DB_PATH = Path("/var/lib/pyvorin/edge_store.db")
OUTPUT_DIR = Path("/tmp/gdpr_export")


def main() -> int:
    OUTPUT_DIR.mkdir(parents=True, exist_ok=True)

    audit = PrivacyAudit(db_path=str(DB_PATH))
    store = SQLiteStore(db_path=str(DB_PATH))

    # 1. Verify audit chain integrity
    if not audit.verify_chain():
        print("CRITICAL: Audit chain tampered. Export aborted.", file=sys.stderr)
        return 1

    # 2. Export Article 30 records
    gdpr_records = audit.export_for_gdpr()
    article_30_path = OUTPUT_DIR / "article_30_records.json"
    with open(article_30_path, "w", encoding="utf-8") as f:
        json.dump(gdpr_records, f, indent=2, default=str)
    print(f"Exported {len(gdpr_records)} Article 30 records to {article_30_path}")

    # 3. Retention report
    stats = store.get_stats()
    retention_report = {
        "generated_at": datetime.now(timezone.utc).isoformat(),
        "db_size_bytes": stats["db_size_bytes"],
        "wal_size_bytes": stats["wal_size_bytes"],
        "total_rows": stats["total_rows"],
        "oldest_record_timestamp": stats["oldest_record_timestamp"],
        "row_counts": stats["row_counts"],
    }
    retention_path = OUTPUT_DIR / "retention_report.json"
    with open(retention_path, "w", encoding="utf-8") as f:
        json.dump(retention_report, f, indent=2, default=str)
    print(f"Retention report written to {retention_path}")

    # 4. Hardware attestation
    hw = collect_hardware_info()
    attestation = {
        "device_serial": hw.serial_number,
        "hardware_revision": hw.hardware_revision,
        "cpu_model": hw.cpu_model,
        "exported_at": datetime.now(timezone.utc).isoformat(),
    }
    attestation_path = OUTPUT_DIR / "device_attestation.json"
    with open(attestation_path, "w", encoding="utf-8") as f:
        json.dump(attestation, f, indent=2, default=str)
    print(f"Device attestation written to {attestation_path}")

    # 5. Summary manifest
    manifest = {
        "export_timestamp": datetime.now(timezone.utc).isoformat(),
        "files": {
            "article_30_records": str(article_30_path),
            "retention_report": str(retention_path),
            "device_attestation": str(attestation_path),
        },
        "audit_chain_integrity": "verified",
        "record_count": len(gdpr_records),
    }
    with open(OUTPUT_DIR / "manifest.json", "w", encoding="utf-8") as f:
        json.dump(manifest, f, indent=2)

    print("GDPR export complete.")
    return 0


if __name__ == "__main__":
    sys.exit(main())
  

Operational Best Practices

  • Run export_for_gdpr() monthly.

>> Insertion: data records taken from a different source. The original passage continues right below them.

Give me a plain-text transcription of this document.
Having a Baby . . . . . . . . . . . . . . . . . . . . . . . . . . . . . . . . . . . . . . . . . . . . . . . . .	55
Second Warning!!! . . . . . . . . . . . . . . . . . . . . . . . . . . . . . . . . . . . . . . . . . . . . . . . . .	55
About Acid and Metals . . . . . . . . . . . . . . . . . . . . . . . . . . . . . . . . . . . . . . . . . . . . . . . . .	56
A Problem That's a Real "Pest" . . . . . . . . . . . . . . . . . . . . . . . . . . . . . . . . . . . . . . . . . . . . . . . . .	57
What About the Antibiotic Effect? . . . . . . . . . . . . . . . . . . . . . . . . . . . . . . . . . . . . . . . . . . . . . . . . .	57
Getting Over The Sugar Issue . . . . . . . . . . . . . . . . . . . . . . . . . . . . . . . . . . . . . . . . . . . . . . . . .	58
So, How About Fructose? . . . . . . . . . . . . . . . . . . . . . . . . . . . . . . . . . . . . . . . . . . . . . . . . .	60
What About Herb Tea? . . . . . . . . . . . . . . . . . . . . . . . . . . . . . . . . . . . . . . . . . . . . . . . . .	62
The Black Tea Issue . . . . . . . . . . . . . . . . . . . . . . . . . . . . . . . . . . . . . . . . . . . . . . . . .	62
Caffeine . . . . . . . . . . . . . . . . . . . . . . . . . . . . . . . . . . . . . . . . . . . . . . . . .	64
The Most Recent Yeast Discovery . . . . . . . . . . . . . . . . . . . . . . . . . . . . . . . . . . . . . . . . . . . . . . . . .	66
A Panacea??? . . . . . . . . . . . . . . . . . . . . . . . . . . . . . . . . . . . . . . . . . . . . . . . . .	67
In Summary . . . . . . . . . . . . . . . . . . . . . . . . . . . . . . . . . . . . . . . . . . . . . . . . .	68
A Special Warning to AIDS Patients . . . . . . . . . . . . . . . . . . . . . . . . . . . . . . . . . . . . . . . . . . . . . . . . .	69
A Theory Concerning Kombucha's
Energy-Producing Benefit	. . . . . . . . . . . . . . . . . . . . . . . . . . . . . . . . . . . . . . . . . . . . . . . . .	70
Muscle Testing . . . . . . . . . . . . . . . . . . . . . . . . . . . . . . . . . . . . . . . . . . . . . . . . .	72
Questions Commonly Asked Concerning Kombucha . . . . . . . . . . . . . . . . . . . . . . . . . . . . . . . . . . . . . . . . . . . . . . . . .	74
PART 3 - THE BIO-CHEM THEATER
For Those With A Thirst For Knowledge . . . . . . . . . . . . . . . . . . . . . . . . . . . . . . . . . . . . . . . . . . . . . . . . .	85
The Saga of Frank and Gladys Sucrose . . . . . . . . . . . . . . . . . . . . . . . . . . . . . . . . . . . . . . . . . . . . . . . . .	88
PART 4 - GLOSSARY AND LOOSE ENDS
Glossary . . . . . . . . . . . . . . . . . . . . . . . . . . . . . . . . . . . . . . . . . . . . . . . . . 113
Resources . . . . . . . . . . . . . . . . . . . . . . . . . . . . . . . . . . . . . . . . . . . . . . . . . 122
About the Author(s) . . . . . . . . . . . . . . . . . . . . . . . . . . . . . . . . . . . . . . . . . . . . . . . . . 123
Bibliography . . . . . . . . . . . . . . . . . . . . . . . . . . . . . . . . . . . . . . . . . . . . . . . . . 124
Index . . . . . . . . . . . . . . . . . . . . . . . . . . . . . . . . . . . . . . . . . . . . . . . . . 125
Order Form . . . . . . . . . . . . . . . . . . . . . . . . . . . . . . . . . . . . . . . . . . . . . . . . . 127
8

Even if no audit is scheduled, regular exports prove ongoing compliance and detect schema drift early.
  • Sign the export. Use pyv-edge-sign to sign the JSON export before transferring it to legal. This preserves non-repudiation.
  • Store exports off-device. rsync or scp the /tmp/gdpr_export directory to an object-store bucket with object-lock and legal-hold enabled.
  • Document your retention rationale. GDPR requires you to justify retention periods. Add a retention_rationale field to your PrivacyAudit details for every processing activity.
  • Test deletion requests quarterly. Simulate a right-to-erasure request on a staging device, verify that local and upstream data are removed, and confirm that the PrivacyAudit chain records the deletion event.

Summary

GDPR and NIS2 compliance at the edge is achievable with the tools built into Pyvorin Edge. PrivacyAudit.export_for_gdpr() gives you Article 30 records in a standard format. SQLiteStore.purge_old() enforces retention limits. The deletion-request workflow handles right-to-erasure with full audit logging. Automated breach detection and alerting satisfy both GDPR Article 33 and NIS2 incident-reporting timelines. By mapping every control to a specific runtime API or CLI tool, Pyvorin Edge turns regulatory requirements from paperwork into executable, testable, and verifiable code.